Reagieren muss das Bistum nach Berichten des Pfarrei-Magazins auf zahlreiche Veränderungen, die auch die derzeitige Struktur der Katholischen Kirche in Meinerzhagen und Kierspe in Frage stellen. So sei die Zahl der Gläubigen in St. Maria Immaculata von 2003 bis 2013 um 14,7 Prozent zurückgegangen (von 8516 auf 7268 Katholiken). Die Zahl der Gottesdienstfeiernden schrumpfte sogar um 40,5 Prozent – von 927 im Jahr 2003 auf 552 im Jahr 2013. Und die Perspektiven bis ins Jahr 2030 geben wenig Anlass zur Hoffnung: Im gesamten Bistum Essen wird – im Vergleich zu 2015 – ein weiterer Rückgang der Katholikenzahl um 19,3 Prozent auf dann 652 630 erwartet.

„Diese Veränderungen zwingen die Gemeinden, sich mit der Frage auseinanderzusetzen, wie sie auch künftig eine lebendige Kirche sein können“, heißt es dazu in der neuen Ausgabe der „Smile“. Das Generalvikariat habe aber durchaus deutlich gemacht, dass das Bistum keinen „Masterplan“ vorlegen wolle, sondern vielmehr die einzelnen Pfarreien aufgefordert sind, „sich selbst zu entwickeln und ein zukunftsfähiges Konzept zu erarbeiten“. Wenngleich es nicht vorrangig um Geld, sondern eher um Strukturen und Gebäude gehe, wollen die Verantwortlichen auch den finanziellen Aspekt nicht aus den Augen verlieren: Um einen ausgeglichenen Haushalt zu erreichen, werde die Pfarrei ihre Kosten bis zum Jahr 2020 um 40 Prozent, bis 2030 sogar um circa 50 Prozent reduzieren müssen.
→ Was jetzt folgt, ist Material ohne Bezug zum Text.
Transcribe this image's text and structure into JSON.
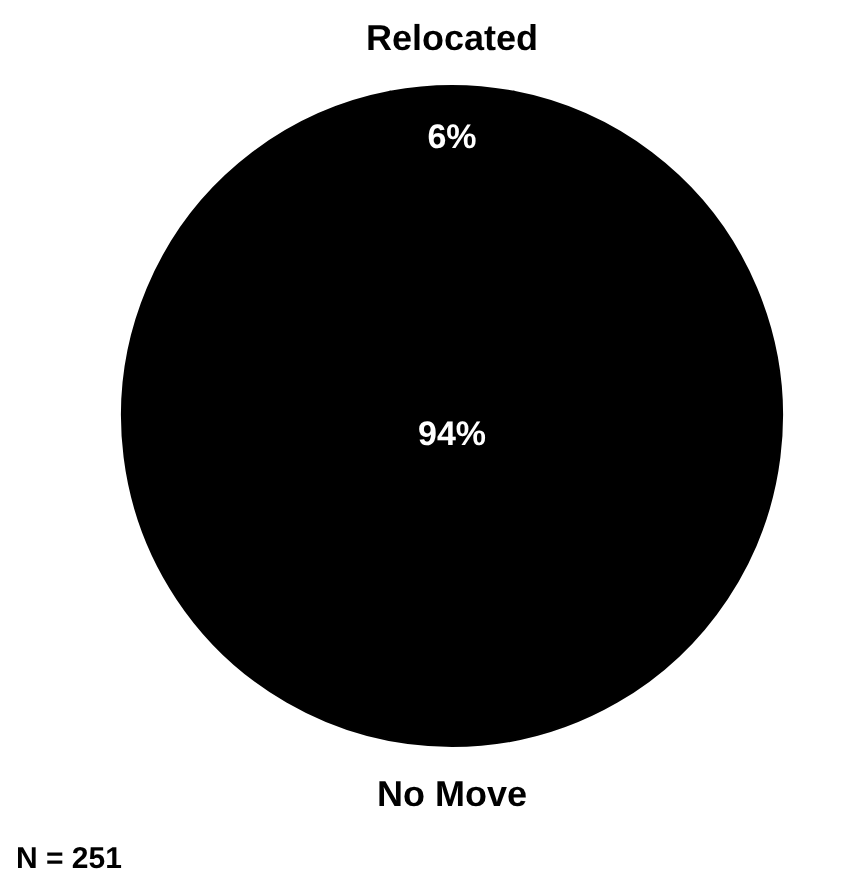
{
  "chart_data": {
    "type": "pie",
    "categories": [
      "Relocated",
      "No Move"
    ],
    "values": [
      6,
      94
    ],
    "colors": [
      "#000000",
      "#000000"
    ],
    "value_labels": [
      "6%",
      "94%"
    ],
    "annotations": [
      "N = 251"
    ]
  }
}
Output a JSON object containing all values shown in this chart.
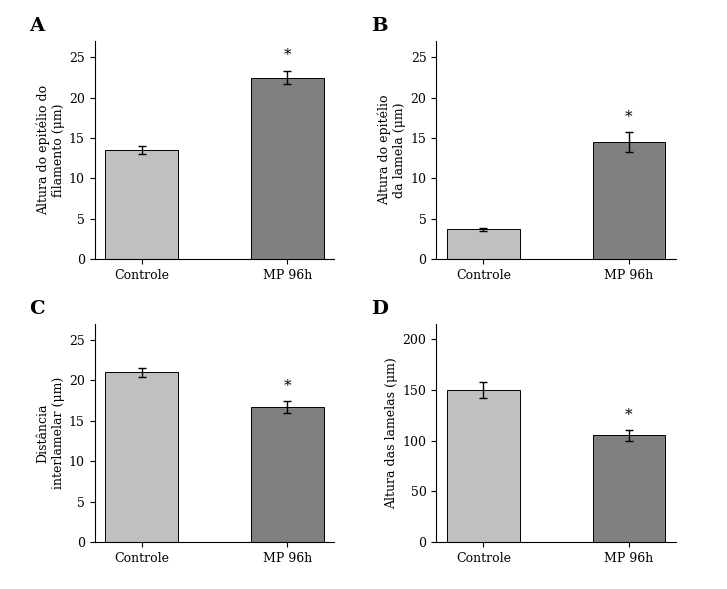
{
  "panels": [
    {
      "label": "A",
      "ylabel": "Altura do epitélio do\nfilamento (μm)",
      "categories": [
        "Controle",
        "MP 96h"
      ],
      "values": [
        13.5,
        22.5
      ],
      "errors": [
        0.5,
        0.8
      ],
      "ylim": [
        0,
        27
      ],
      "yticks": [
        0,
        5,
        10,
        15,
        20,
        25
      ],
      "significant": [
        false,
        true
      ]
    },
    {
      "label": "B",
      "ylabel": "Altura do epitélio\nda lamela (μm)",
      "categories": [
        "Controle",
        "MP 96h"
      ],
      "values": [
        3.7,
        14.5
      ],
      "errors": [
        0.2,
        1.2
      ],
      "ylim": [
        0,
        27
      ],
      "yticks": [
        0,
        5,
        10,
        15,
        20,
        25
      ],
      "significant": [
        false,
        true
      ]
    },
    {
      "label": "C",
      "ylabel": "Distância\ninterlamelar (μm)",
      "categories": [
        "Controle",
        "MP 96h"
      ],
      "values": [
        21.0,
        16.7
      ],
      "errors": [
        0.6,
        0.7
      ],
      "ylim": [
        0,
        27
      ],
      "yticks": [
        0,
        5,
        10,
        15,
        20,
        25
      ],
      "significant": [
        false,
        true
      ]
    },
    {
      "label": "D",
      "ylabel": "Altura das lamelas (μm)",
      "categories": [
        "Controle",
        "MP 96h"
      ],
      "values": [
        150,
        105
      ],
      "errors": [
        8,
        5
      ],
      "ylim": [
        0,
        215
      ],
      "yticks": [
        0,
        50,
        100,
        150,
        200
      ],
      "significant": [
        false,
        true
      ]
    }
  ],
  "bar_colors": [
    "#c0c0c0",
    "#808080"
  ],
  "bar_edgecolor": "#000000",
  "error_color": "#000000",
  "tick_label_fontsize": 9,
  "axis_label_fontsize": 9,
  "panel_label_fontsize": 14,
  "star_fontsize": 11,
  "background_color": "#ffffff",
  "bar_width": 0.5
}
Bischof hinterfragt bestehende Struktur

Zum Thema Struktur hinterfragt die Pfarrei, ob alles, was in den vergangenen Jahrzehnten aufgebaut wurde, noch in der Gegenwart Bestand haben muss. „Es geht in diesem Entwicklungsprozess sicher nicht darum, wie in den Gemeinden möglichst lange und so viel wie möglich an Gebäuden und Strukturen erhalten werden kann“, heißt es im Pfarrei-Magazin. Bischof Franz Josef Overbeck habe Anfang des Jahres in einem Brief an die Pfarrei unter anderem gefragt: „Was nutzt eine Kirche, wenn es keine Menschen gibt, die den christlichen Glauben für sich entdecken und leben?“

Alle Mitwirkenden seien innerhalb des anstehenden Prozesses gut beraten, „das Bewährte und Bestehende kritisch zu prüfen, das Gute zu behalten und beherzt Neues zu entdecken“, heißt es im Pfarrei-Magazin.